Magnetorheological finishing of SiC aspheric mirrors

Many high-precision optical components are made of glass, but they can also be made of a wide variety of other materials. For example, reaction-bonded silicon carbide (RB-SiC) has recently been used to make optical parts for poor working conditions due to its distinct properties such as low density, high hardness, and low thermal expansion coefficient. Thus, in order to rapidly manufacture high-precision aspherical mirrors made from RB-SiC, a novel aspheric manufacturing system equipped with magnetorheological finishing (MRF) technology is described in this paper, which incorporates a host of features and has unprecedented processing versatility.

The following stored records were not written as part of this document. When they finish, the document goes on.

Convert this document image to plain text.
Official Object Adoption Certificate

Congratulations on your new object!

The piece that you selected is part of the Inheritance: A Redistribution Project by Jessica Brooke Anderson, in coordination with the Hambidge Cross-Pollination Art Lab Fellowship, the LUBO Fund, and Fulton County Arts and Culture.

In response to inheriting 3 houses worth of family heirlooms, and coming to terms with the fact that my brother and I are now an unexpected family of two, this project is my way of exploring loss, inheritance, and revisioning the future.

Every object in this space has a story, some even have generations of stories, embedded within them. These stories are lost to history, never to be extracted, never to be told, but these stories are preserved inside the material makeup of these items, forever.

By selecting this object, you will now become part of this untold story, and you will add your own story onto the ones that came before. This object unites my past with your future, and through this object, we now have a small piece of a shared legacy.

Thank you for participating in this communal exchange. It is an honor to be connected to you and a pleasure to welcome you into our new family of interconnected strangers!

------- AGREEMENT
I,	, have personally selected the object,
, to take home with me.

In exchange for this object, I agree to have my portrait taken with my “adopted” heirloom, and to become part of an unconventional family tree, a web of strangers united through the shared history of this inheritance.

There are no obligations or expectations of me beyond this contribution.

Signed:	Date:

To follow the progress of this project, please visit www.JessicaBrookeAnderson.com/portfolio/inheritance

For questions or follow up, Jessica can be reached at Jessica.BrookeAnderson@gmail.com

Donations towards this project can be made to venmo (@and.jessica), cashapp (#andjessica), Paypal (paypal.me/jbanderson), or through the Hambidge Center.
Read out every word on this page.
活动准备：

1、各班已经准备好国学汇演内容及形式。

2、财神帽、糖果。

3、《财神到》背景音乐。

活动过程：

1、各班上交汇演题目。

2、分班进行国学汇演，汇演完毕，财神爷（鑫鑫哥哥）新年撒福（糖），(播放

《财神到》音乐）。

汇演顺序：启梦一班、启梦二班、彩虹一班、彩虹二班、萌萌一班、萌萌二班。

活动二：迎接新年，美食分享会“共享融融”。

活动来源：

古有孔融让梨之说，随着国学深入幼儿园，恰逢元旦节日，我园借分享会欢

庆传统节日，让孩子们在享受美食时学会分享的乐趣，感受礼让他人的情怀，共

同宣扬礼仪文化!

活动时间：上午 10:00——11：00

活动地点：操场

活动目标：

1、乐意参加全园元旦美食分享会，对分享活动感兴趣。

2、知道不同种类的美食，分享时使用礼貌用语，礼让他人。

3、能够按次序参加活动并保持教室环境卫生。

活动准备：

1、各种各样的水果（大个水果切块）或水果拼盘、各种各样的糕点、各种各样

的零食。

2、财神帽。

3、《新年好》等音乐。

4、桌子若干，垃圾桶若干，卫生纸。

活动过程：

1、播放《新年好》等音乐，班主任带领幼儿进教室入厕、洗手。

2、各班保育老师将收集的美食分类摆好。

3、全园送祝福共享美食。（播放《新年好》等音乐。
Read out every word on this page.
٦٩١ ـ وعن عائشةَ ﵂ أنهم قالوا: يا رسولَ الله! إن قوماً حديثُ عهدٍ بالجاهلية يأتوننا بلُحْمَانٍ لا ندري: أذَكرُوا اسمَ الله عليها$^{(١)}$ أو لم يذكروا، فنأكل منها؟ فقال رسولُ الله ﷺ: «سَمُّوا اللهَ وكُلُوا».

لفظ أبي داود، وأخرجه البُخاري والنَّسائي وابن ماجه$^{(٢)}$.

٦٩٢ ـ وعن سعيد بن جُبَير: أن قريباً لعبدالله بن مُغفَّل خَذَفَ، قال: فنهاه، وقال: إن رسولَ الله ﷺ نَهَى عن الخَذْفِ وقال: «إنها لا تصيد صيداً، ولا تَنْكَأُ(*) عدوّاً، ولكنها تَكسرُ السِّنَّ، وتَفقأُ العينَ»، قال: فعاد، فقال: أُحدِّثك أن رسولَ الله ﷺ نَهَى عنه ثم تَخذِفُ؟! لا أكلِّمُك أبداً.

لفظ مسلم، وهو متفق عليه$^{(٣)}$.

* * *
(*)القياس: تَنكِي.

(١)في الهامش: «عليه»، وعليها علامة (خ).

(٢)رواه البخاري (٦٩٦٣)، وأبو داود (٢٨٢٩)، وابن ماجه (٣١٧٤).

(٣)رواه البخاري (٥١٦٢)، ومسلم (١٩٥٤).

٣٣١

The system has four degrees of freedom, and can realize manufacture or measurement based on the Cartesian coordinate or polar coordinate systems. To achieve good surface accuracy, the polishing wheel combines self-rotation movement with corotation. The prepolishing and fine polishing processes can be done on the same machine by changing different process parameters accordingly, and the on-machine profilometer measures the aspheric forms generated during prepolishing. Experiments were carried out on the features of magnetorheological (MR) fluids by polishing a parabolic SiC mirror with a 100 mm aperture. The results indicated that the required convergence speed, surface roughness, and figure accuracy can be achieved with high efficiency. The final surface roughness with an initial value of Ra = 34.39 nm reached 26.74 nm after 20 hours of prepolishing using MR fluids carrying oil (Al 2 O 3 as the nonmagnetic particle), and then reached 1.14 nm after 50 hours of fine polishing using the MR fluid with diamond power as the nonmagnetic particle. The figure accuracy also improved to λ /30 rms (λ = 632.8 nm) at an arbitrary 30 mm subaperture.